基于掌子面结构量化的公路隧道围岩分级方法

A Method for Classifying Surrounding Rock of Highway Tunnel Based on Quantization of Tunnel Face Structure

公路隧道围岩级别的划分是指导隧道设计、施工及地下工程岩体稳定性评价和安全风险控制的重要依据,目前在设计和施工中对隧道围岩级别的判定方法具有较多的经验性因素,且在实际隧道工程中各级围岩的稳定性情况极为复杂,即使是同一级别的围岩,隧道稳定性也不尽相同。为了实现施工阶段围岩分级的可操作性与准确性,通过研究在公路隧道开挖时采集的隧道掌子面图像,利用MATLAB编程建立了照相测量围岩分级系统。根据岩体块度指标RBI的概念,向隧道轮廓线依次布设19条虚拟测线,以掌子面径向19个方位的RBI值综合评价了掌子面岩体结构的差异性。考虑结构面分布特征,结合掌子面节理玫瑰花图获取岩体结构综合量化指标Z-RBI,对掌子面进行了综合评价,得出了Z-RBI与岩体结构类型对应关系。综合考虑岩体坚硬程度、Z-RBI、地下水条件、初始地应力状态等主要分级指标,利用层次分析法,提出了隧道围岩BT分级方法及评价标准。实际工程应用表明:与传统的BQ法相比,BT分级方法获取的围岩等级更符合开挖后掌子面围岩的实际等级,且各等级可靠指标的延续性可对隧道施工过程中地质属性的变化情况进行定量表征,有助于工程地质人员据此对围岩质量的渐变过程进行动态评估。

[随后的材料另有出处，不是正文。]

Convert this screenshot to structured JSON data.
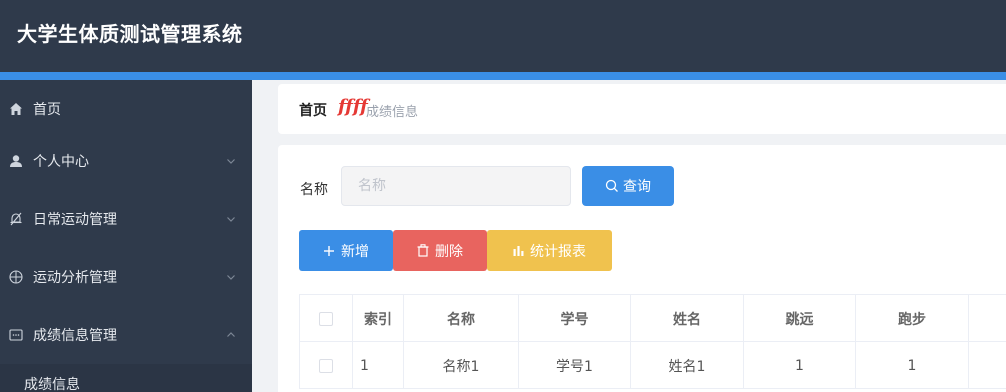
{
  "app": {
    "title": "大学生体质测试管理系统"
  },
  "colors": {
    "topbar": "#2f3a4b",
    "accent": "#3a8ee6",
    "danger": "#e8645f",
    "warning": "#f0c24e"
  },
  "sidebar": {
    "items": [
      {
        "label": "首页",
        "icon": "home-icon",
        "expandable": false
      },
      {
        "label": "个人中心",
        "icon": "user-icon",
        "expandable": true,
        "expanded": false
      },
      {
        "label": "日常运动管理",
        "icon": "bell-slash-icon",
        "expandable": true,
        "expanded": false
      },
      {
        "label": "运动分析管理",
        "icon": "compass-icon",
        "expandable": true,
        "expanded": false
      },
      {
        "label": "成绩信息管理",
        "icon": "message-icon",
        "expandable": true,
        "expanded": true
      }
    ],
    "subitems": [
      {
        "label": "成绩信息"
      }
    ]
  },
  "breadcrumb": {
    "home": "首页",
    "separator": "ffff",
    "current": "成绩信息"
  },
  "search": {
    "label": "名称",
    "placeholder": "名称",
    "value": "",
    "button": "查询"
  },
  "actions": {
    "add": "新增",
    "delete": "删除",
    "report": "统计报表"
  },
  "table": {
    "columns": [
      "",
      "索引",
      "名称",
      "学号",
      "姓名",
      "跳远",
      "跑步",
      ""
    ],
    "rows": [
      {
        "index": "1",
        "name": "名称1",
        "student_no": "学号1",
        "student_name": "姓名1",
        "long_jump": "1",
        "running": "1"
      }
    ]
  }
}
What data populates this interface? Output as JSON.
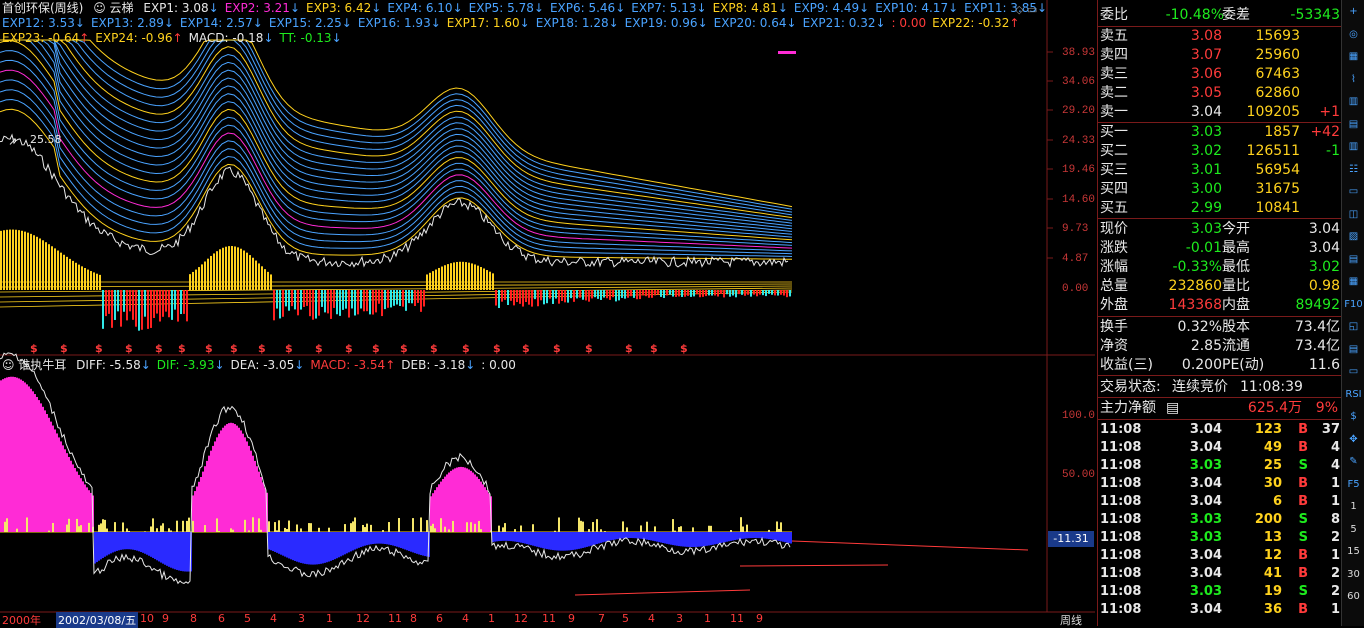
{
  "chart": {
    "title": "首创环保(周线)",
    "indicator_name": "云梯",
    "exp_legend_row1": [
      {
        "label": "EXP1: 3.08",
        "arrow": "↓",
        "color": "#e8e8e8"
      },
      {
        "label": "EXP2: 3.21",
        "arrow": "↓",
        "color": "#ff2bd6"
      },
      {
        "label": "EXP3: 6.42",
        "arrow": "↓",
        "color": "#ffd21e"
      },
      {
        "label": "EXP4: 6.10",
        "arrow": "↓",
        "color": "#4aa3ff"
      },
      {
        "label": "EXP5: 5.78",
        "arrow": "↓",
        "color": "#4aa3ff"
      },
      {
        "label": "EXP6: 5.46",
        "arrow": "↓",
        "color": "#4aa3ff"
      },
      {
        "label": "EXP7: 5.13",
        "arrow": "↓",
        "color": "#4aa3ff"
      },
      {
        "label": "EXP8: 4.81",
        "arrow": "↓",
        "color": "#ffd21e"
      },
      {
        "label": "EXP9: 4.49",
        "arrow": "↓",
        "color": "#4aa3ff"
      },
      {
        "label": "EXP10: 4.17",
        "arrow": "↓",
        "color": "#4aa3ff"
      },
      {
        "label": "EXP11: 3.85",
        "arrow": "↓",
        "color": "#4aa3ff"
      }
    ],
    "exp_legend_row2": [
      {
        "label": "EXP12: 3.53",
        "arrow": "↓",
        "color": "#4aa3ff"
      },
      {
        "label": "EXP13: 2.89",
        "arrow": "↓",
        "color": "#4aa3ff"
      },
      {
        "label": "EXP14: 2.57",
        "arrow": "↓",
        "color": "#4aa3ff"
      },
      {
        "label": "EXP15: 2.25",
        "arrow": "↓",
        "color": "#4aa3ff"
      },
      {
        "label": "EXP16: 1.93",
        "arrow": "↓",
        "color": "#4aa3ff"
      },
      {
        "label": "EXP17: 1.60",
        "arrow": "↓",
        "color": "#ffd21e"
      },
      {
        "label": "EXP18: 1.28",
        "arrow": "↓",
        "color": "#4aa3ff"
      },
      {
        "label": "EXP19: 0.96",
        "arrow": "↓",
        "color": "#4aa3ff"
      },
      {
        "label": "EXP20: 0.64",
        "arrow": "↓",
        "color": "#4aa3ff"
      },
      {
        "label": "EXP21: 0.32",
        "arrow": "↓",
        "color": "#4aa3ff"
      },
      {
        "label": ": 0.00",
        "arrow": "",
        "color": "#ff3b3b"
      },
      {
        "label": "EXP22: -0.32",
        "arrow": "↑",
        "color": "#ffd21e"
      }
    ],
    "exp_legend_row3": [
      {
        "label": "EXP23: -0.64",
        "arrow": "↑",
        "color": "#ffd21e"
      },
      {
        "label": "EXP24: -0.96",
        "arrow": "↑",
        "color": "#ffd21e"
      },
      {
        "label": "MACD: -0.18",
        "arrow": "↓",
        "color": "#e8e8e8"
      },
      {
        "label": "TT: -0.13",
        "arrow": "↓",
        "color": "#1eeb1e"
      }
    ],
    "price_axis": [
      "38.93",
      "34.06",
      "29.20",
      "24.33",
      "19.46",
      "14.60",
      "9.73",
      "4.87",
      "0.00"
    ],
    "peak_label": "25.58",
    "sub_indicator_name": "谁执牛耳",
    "sub_legend": [
      {
        "label": "DIFF: -5.58",
        "arrow": "↓",
        "color": "#e8e8e8"
      },
      {
        "label": "DIF: -3.93",
        "arrow": "↓",
        "color": "#1eeb1e"
      },
      {
        "label": "DEA: -3.05",
        "arrow": "↓",
        "color": "#e8e8e8"
      },
      {
        "label": "MACD: -3.54",
        "arrow": "↑",
        "color": "#ff3b3b"
      },
      {
        "label": "DEB: -3.18",
        "arrow": "↓",
        "color": "#e8e8e8"
      },
      {
        "label": ": 0.00",
        "arrow": "",
        "color": "#e8e8e8"
      }
    ],
    "sub_axis": [
      "100.0",
      "50.00"
    ],
    "sub_current": "-11.31",
    "time_axis": [
      "2000年",
      "2002/03/08/五",
      "10",
      "9",
      "8",
      "6",
      "5",
      "4",
      "3",
      "1",
      "12",
      "11",
      "8",
      "6",
      "4",
      "1",
      "12",
      "11",
      "9",
      "7",
      "5",
      "4",
      "3",
      "1",
      "11",
      "9"
    ],
    "time_axis_end": "周线",
    "dollar_marks": 23
  },
  "quote": {
    "weibi_label": "委比",
    "weibi_val": "-10.48%",
    "weicha_label": "委差",
    "weicha_val": "-53343",
    "asks": [
      {
        "label": "卖五",
        "price": "3.08",
        "vol": "15693",
        "chg": ""
      },
      {
        "label": "卖四",
        "price": "3.07",
        "vol": "25960",
        "chg": ""
      },
      {
        "label": "卖三",
        "price": "3.06",
        "vol": "67463",
        "chg": ""
      },
      {
        "label": "卖二",
        "price": "3.05",
        "vol": "62860",
        "chg": ""
      },
      {
        "label": "卖一",
        "price": "3.04",
        "vol": "109205",
        "chg": "+1"
      }
    ],
    "bids": [
      {
        "label": "买一",
        "price": "3.03",
        "vol": "1857",
        "chg": "+42"
      },
      {
        "label": "买二",
        "price": "3.02",
        "vol": "126511",
        "chg": "-1"
      },
      {
        "label": "买三",
        "price": "3.01",
        "vol": "56954",
        "chg": ""
      },
      {
        "label": "买四",
        "price": "3.00",
        "vol": "31675",
        "chg": ""
      },
      {
        "label": "买五",
        "price": "2.99",
        "vol": "10841",
        "chg": ""
      }
    ],
    "stats": [
      {
        "l1": "现价",
        "v1": "3.03",
        "c1": "green",
        "l2": "今开",
        "v2": "3.04",
        "c2": "white"
      },
      {
        "l1": "涨跌",
        "v1": "-0.01",
        "c1": "green",
        "l2": "最高",
        "v2": "3.04",
        "c2": "white"
      },
      {
        "l1": "涨幅",
        "v1": "-0.33%",
        "c1": "green",
        "l2": "最低",
        "v2": "3.02",
        "c2": "green"
      },
      {
        "l1": "总量",
        "v1": "232860",
        "c1": "yellow",
        "l2": "量比",
        "v2": "0.98",
        "c2": "yellow"
      },
      {
        "l1": "外盘",
        "v1": "143368",
        "c1": "red",
        "l2": "内盘",
        "v2": "89492",
        "c2": "green"
      }
    ],
    "stats2": [
      {
        "l1": "换手",
        "v1": "0.32%",
        "c1": "white",
        "l2": "股本",
        "v2": "73.4亿",
        "c2": "white"
      },
      {
        "l1": "净资",
        "v1": "2.85",
        "c1": "white",
        "l2": "流通",
        "v2": "73.4亿",
        "c2": "white"
      },
      {
        "l1": "收益(三)",
        "v1": "0.200",
        "c1": "white",
        "l2": "PE(动)",
        "v2": "11.6",
        "c2": "white"
      }
    ],
    "trade_status_label": "交易状态:",
    "trade_status": "连续竞价",
    "trade_time": "11:08:39",
    "main_flow_label": "主力净额",
    "main_flow_val": "625.4万",
    "main_flow_pct": "9%",
    "ticks": [
      {
        "t": "11:08",
        "p": "3.04",
        "pc": "white",
        "v": "123",
        "d": "B",
        "n": "37"
      },
      {
        "t": "11:08",
        "p": "3.04",
        "pc": "white",
        "v": "49",
        "d": "B",
        "n": "4"
      },
      {
        "t": "11:08",
        "p": "3.03",
        "pc": "green",
        "v": "25",
        "d": "S",
        "n": "4"
      },
      {
        "t": "11:08",
        "p": "3.04",
        "pc": "white",
        "v": "30",
        "d": "B",
        "n": "1"
      },
      {
        "t": "11:08",
        "p": "3.04",
        "pc": "white",
        "v": "6",
        "d": "B",
        "n": "1"
      },
      {
        "t": "11:08",
        "p": "3.03",
        "pc": "green",
        "v": "200",
        "d": "S",
        "n": "8"
      },
      {
        "t": "11:08",
        "p": "3.03",
        "pc": "green",
        "v": "13",
        "d": "S",
        "n": "2"
      },
      {
        "t": "11:08",
        "p": "3.04",
        "pc": "white",
        "v": "12",
        "d": "B",
        "n": "1"
      },
      {
        "t": "11:08",
        "p": "3.04",
        "pc": "white",
        "v": "41",
        "d": "B",
        "n": "2"
      },
      {
        "t": "11:08",
        "p": "3.03",
        "pc": "green",
        "v": "19",
        "d": "S",
        "n": "2"
      },
      {
        "t": "11:08",
        "p": "3.04",
        "pc": "white",
        "v": "36",
        "d": "B",
        "n": "1"
      }
    ]
  },
  "toolbar": [
    "+",
    "◎",
    "▦",
    "⌇",
    "▥",
    "▤",
    "▥",
    "☷",
    "▭",
    "◫",
    "▨",
    "▤",
    "▦",
    "F10",
    "◱",
    "▤",
    "▭",
    "RSI",
    "$",
    "✥",
    "✎",
    "F5",
    "1",
    "5",
    "15",
    "30",
    "60"
  ]
}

The classification of surrounding rock grades of highway tunnels is an important basis for guiding tunnel design, construction and underground rock mass stability evaluation and safety risk control. At present, there are many empirical factors in the design and construction of tunnel surrounding rock grade determination methods, and the stability of the surrounding rock at all grades is extremely complicated in the actual tunnel engineering. Even for the surrounding rock of the same grade, the stability of the tunnel is not the same. In order to realize the operability and the accuracy of surrounding rock classification in the construction stage, by studying the images of tunnel face collected during excavation of highway tunnel, the surrounding rock photographic classification system is established by MATLAB programming. According to the concept of rock block index(RBI), 19 virtual measuring lines are arranged in turn to the tunnel contour line, and the difference of the rock mass structure of the excavation face is evaluated synthetically by the RBI values of 19 radial azimuths. Considering the distribution characteristics of structural planes and the rose diagram of joint of the excavation face, the comprehensive quantitative index of rock mass structure(Z-RBI) is obtained to comprehensive evaluate the excavation face, and the corresponding relationship between Z-RBI and rock structure type is obtained. Comprehensively considering the main classification indicators such as hardening degree of rock mass, Z-RBI, groundwater condition and initial geostress state, the BT classification method and the evaluation criterion of tunnel surrounding rock is put forward by using AHP. The engineering application shows that compared with the traditional BQ method,the surrounding rock grades obtained by the BT classification method is more in line with the actual surrounding rock grade of excavation face, and the continuity of the reliability indicators of each grade can quantitatively characterize the changes of geological properties during tunnel construction, which helps the engineering geologists to dynamically evaluate the gradual changing process of surrounding rock quality.